I'm not a charge nurse and don't aspire to be. I am a telemetry nurse, but as everyone knows, we also take patients with other disease processes including stroke patients. Of course nurses that are not stroke certified are not assigned the stroke patients.
I have always been curious as to how the charge nurses (and/or whomever assigns the patient load for the next shift ) conclude or come to a conclusion as to what nurse is going to get what patients. Is there some kind of standard method. In some places I hear it's done in the level of acuity of the patient. In other places I hear they do it by keeping each patient load at close proximity to each other roomwise. Where I work I think they do it by trying to keep the nurse with the patients close to each other so she doesn't have to run around so much. On the other hand, I 've had nights that I have 6 total care patients or patients that require constant monitoring, or 6 patients with Peg tubes ( we allknow how long thattakes), etc. On patient loads like that, it seems like the patient load has not been evenly distributed.
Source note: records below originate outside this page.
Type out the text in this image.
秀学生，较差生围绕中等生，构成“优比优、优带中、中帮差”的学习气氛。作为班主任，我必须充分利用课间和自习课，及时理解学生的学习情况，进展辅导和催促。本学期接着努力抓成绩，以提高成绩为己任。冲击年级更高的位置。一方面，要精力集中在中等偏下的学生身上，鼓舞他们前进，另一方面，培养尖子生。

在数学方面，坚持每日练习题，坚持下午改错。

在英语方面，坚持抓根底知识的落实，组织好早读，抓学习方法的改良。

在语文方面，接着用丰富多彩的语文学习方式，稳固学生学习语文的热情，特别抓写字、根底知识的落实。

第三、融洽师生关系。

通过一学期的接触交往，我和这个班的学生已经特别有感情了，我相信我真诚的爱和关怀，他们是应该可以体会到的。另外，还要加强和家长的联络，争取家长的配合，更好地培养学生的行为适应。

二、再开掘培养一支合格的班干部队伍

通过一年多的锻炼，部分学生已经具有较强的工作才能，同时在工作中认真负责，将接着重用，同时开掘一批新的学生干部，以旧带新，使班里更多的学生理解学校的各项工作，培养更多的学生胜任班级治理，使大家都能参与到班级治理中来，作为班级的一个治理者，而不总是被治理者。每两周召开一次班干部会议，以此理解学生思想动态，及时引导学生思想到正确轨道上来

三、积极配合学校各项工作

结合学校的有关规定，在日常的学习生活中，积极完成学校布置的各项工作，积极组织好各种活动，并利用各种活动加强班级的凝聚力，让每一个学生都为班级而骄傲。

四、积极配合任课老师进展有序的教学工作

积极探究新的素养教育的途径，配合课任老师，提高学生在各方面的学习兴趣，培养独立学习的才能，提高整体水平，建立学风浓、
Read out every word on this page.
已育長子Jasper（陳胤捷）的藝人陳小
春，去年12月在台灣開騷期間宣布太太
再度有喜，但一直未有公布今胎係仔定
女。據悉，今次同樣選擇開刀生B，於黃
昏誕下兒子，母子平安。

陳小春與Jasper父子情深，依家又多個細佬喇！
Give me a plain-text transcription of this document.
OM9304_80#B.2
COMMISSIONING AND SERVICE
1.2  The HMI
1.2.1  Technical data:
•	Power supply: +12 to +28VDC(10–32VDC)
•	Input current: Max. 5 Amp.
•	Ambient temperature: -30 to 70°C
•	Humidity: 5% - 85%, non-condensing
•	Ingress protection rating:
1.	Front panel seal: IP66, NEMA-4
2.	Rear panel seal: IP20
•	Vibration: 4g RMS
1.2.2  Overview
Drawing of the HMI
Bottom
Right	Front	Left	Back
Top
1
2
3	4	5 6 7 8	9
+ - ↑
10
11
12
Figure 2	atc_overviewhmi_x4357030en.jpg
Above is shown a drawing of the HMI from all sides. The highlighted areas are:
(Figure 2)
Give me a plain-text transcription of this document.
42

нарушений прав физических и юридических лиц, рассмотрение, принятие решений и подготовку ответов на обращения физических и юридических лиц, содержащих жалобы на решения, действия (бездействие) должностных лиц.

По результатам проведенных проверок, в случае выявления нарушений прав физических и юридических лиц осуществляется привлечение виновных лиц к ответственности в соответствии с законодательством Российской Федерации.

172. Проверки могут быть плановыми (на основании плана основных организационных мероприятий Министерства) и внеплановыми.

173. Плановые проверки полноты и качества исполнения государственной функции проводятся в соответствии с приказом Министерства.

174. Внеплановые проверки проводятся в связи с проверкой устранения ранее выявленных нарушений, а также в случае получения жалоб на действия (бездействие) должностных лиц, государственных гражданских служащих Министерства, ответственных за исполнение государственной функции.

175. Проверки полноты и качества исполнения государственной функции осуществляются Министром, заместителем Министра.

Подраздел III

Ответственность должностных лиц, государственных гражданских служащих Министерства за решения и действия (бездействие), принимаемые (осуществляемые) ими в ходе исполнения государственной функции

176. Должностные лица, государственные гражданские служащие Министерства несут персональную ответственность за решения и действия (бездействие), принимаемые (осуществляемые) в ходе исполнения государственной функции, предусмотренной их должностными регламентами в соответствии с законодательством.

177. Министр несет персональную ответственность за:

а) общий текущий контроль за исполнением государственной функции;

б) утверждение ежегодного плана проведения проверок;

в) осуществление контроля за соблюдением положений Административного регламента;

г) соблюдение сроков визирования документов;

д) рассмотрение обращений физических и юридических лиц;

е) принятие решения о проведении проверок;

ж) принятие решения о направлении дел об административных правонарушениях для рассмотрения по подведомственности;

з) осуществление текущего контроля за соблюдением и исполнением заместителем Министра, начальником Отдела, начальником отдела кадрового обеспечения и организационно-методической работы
If there are any charge nurses out there, I would enjoy hearing from you.
Dec 3, '11
I'm in charge orientation right now, and let me tell you making assignments is much harder than it looks. A lot of the time if you have a hard assignment, the floor might just be really heavy, and everyone has a crappy assignment.
When I am making assignments I am thinking about how stable the patient is first. Then I look at if they have feeding tubes/trachs/Q2hour T+P's. If they are back-breaking patients, confused on bed alarms/1:1's, or needy I try and spread that evenly as well. Then I ALWAYS make sure that discharges on the day shift are going to be evenly distributed. Other things go into play as well like neediness, psych issues, and location.